Il ressort enfin des éléments que M. [W] [Q] [V] a fait l’objet d’une hospitalisation au centre hospitalier de [Localité 7] et que rien ne démontre en revanche que son état de santé serait incompatible avec un placement en rétention administrative. Comme l’a justement retenu le premier juge dans l’ordonnance frappée d’appel, aucun texte empêche le cumul des deux régimes de privation de liberté qui obéissent à des règles différentes et à des logiques différentes. Enfin aucun élément médical ne vient établir que l’état santé de l’intéressé soit un obstacle à la mise à exécution de son éloignement.
Le moyen sera en conséquence rejeté.
Aussi il y a lieu d’autoriser la prolongation de la rétention administrative de M. [W] [Q] [V].
PAR CES MOTIFS :
Statuant publiquement, par ordonnance réputée contradictoire et en dernier ressort,
Déclare recevable l’appel interjeté par M. [W] [Q] [V] à l’encontre de l’ordonnance rendue le 03 Avril 2026 par le magistrat du siège du tribunal judiciaire de Rouen, prolongeant la mesure de rétention administrative le concernant pour une durée supplémentaire de trente jours ;
Confirme la décision entreprise en toutes ses dispositions.

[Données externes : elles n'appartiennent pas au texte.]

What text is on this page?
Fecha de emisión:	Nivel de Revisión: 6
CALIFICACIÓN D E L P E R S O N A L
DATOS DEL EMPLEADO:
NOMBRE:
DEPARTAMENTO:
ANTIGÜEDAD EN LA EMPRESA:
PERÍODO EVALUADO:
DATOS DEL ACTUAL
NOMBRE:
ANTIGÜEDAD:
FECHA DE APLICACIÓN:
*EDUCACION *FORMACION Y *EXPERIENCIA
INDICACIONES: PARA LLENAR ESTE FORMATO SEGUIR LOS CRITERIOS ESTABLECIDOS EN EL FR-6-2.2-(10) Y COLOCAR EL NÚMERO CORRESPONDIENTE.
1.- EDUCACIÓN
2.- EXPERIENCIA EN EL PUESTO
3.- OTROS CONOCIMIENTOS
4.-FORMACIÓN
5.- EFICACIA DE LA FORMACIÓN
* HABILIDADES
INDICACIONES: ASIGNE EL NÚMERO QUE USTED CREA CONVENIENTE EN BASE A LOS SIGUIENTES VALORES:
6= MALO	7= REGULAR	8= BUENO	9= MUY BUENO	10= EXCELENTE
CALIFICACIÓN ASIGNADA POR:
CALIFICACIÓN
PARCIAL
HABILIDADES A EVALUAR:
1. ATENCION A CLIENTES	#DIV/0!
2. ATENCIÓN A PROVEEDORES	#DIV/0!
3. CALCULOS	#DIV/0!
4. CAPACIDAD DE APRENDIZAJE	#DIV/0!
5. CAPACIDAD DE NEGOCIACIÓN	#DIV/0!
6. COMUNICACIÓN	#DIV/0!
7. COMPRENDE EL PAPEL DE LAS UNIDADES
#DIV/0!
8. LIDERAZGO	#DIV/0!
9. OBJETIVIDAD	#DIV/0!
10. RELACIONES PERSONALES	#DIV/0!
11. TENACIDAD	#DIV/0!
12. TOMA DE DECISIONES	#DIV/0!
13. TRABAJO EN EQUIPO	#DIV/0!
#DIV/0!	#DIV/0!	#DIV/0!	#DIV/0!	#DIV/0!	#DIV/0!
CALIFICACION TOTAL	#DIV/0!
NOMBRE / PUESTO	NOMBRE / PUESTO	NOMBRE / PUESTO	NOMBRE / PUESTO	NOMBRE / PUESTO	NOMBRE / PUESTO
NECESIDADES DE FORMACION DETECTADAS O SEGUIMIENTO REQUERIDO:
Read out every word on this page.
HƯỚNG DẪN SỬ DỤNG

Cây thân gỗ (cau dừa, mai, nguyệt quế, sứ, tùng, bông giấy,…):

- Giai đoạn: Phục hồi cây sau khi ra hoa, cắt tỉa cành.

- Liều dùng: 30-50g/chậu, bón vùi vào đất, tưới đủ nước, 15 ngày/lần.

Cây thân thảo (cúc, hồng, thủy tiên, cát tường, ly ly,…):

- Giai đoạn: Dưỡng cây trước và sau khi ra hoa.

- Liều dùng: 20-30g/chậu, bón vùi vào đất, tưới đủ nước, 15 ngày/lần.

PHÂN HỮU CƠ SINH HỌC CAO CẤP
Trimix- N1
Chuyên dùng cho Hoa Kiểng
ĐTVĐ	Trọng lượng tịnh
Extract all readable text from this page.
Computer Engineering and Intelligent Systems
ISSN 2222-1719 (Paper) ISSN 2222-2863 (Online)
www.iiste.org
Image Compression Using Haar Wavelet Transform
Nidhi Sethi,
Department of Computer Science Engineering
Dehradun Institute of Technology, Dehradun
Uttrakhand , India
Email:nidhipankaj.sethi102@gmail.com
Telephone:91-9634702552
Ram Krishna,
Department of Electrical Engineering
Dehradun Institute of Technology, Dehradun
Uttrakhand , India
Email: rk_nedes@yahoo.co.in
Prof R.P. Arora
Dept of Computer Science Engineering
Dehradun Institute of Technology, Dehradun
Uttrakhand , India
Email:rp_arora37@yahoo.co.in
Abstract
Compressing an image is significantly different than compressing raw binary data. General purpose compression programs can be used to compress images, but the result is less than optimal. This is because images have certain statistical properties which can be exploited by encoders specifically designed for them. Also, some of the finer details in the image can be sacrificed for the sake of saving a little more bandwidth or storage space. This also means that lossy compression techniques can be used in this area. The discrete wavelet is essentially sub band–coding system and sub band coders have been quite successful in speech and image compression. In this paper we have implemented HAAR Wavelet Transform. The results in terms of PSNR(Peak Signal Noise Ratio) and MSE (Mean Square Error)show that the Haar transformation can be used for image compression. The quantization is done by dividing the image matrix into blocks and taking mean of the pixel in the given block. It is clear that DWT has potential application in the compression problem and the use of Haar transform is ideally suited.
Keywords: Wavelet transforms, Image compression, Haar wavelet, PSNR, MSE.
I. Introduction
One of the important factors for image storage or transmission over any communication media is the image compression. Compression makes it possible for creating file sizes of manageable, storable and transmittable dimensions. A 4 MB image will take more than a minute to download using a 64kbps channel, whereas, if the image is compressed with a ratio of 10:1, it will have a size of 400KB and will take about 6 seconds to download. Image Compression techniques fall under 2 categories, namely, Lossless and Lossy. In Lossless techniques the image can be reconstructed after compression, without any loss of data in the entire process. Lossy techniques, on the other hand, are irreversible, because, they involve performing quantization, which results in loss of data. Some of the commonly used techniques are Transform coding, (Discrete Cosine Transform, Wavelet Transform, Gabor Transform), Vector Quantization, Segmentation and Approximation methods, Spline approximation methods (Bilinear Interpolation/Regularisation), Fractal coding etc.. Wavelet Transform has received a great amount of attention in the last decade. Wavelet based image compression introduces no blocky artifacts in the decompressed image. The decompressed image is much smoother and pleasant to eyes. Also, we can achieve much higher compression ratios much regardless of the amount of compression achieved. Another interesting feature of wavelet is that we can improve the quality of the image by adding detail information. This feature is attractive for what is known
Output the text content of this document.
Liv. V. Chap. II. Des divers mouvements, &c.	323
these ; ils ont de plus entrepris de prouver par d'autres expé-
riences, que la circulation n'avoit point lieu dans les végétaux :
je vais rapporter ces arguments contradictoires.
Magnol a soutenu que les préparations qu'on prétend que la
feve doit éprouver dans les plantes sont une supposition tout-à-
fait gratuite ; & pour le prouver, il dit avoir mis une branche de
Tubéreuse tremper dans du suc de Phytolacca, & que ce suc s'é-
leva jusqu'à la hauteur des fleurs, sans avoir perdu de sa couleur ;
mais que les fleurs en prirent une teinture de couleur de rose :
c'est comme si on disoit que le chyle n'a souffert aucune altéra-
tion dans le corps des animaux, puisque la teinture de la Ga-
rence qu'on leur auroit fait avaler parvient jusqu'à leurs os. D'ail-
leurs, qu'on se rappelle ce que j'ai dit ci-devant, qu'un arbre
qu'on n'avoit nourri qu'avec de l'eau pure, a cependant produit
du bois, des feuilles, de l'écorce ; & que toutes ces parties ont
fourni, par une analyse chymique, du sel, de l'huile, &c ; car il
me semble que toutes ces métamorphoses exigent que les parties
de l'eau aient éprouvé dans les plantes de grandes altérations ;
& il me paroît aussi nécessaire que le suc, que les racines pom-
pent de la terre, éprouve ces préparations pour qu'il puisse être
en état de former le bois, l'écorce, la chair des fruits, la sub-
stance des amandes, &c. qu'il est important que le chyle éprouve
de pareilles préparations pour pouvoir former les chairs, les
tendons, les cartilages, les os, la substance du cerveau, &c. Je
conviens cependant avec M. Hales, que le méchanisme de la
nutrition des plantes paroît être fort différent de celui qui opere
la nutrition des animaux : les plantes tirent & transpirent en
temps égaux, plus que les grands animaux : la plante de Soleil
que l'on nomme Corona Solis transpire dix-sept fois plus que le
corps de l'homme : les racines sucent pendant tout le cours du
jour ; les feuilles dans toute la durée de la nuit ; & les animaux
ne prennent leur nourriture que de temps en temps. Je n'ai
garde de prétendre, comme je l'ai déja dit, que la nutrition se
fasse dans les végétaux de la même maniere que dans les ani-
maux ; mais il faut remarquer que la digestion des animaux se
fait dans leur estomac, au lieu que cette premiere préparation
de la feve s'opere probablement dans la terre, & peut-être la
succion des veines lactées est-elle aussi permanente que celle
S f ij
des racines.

Fait à [Localité 5], le 07 Avril 2026 à 15h45.
LE GREFFIER, LE CONSEILLER,
NOTIFICATION
La présente ordonnance est immédiatement notifiée contre récépissé à toutes les parties qui en reçoivent une expédition et sont informées de leur droit de former un pourvoi en cassation dans les deux mois de la présente notification et dans les conditions fixées par les articles 973 et suivants du code de procédure civile.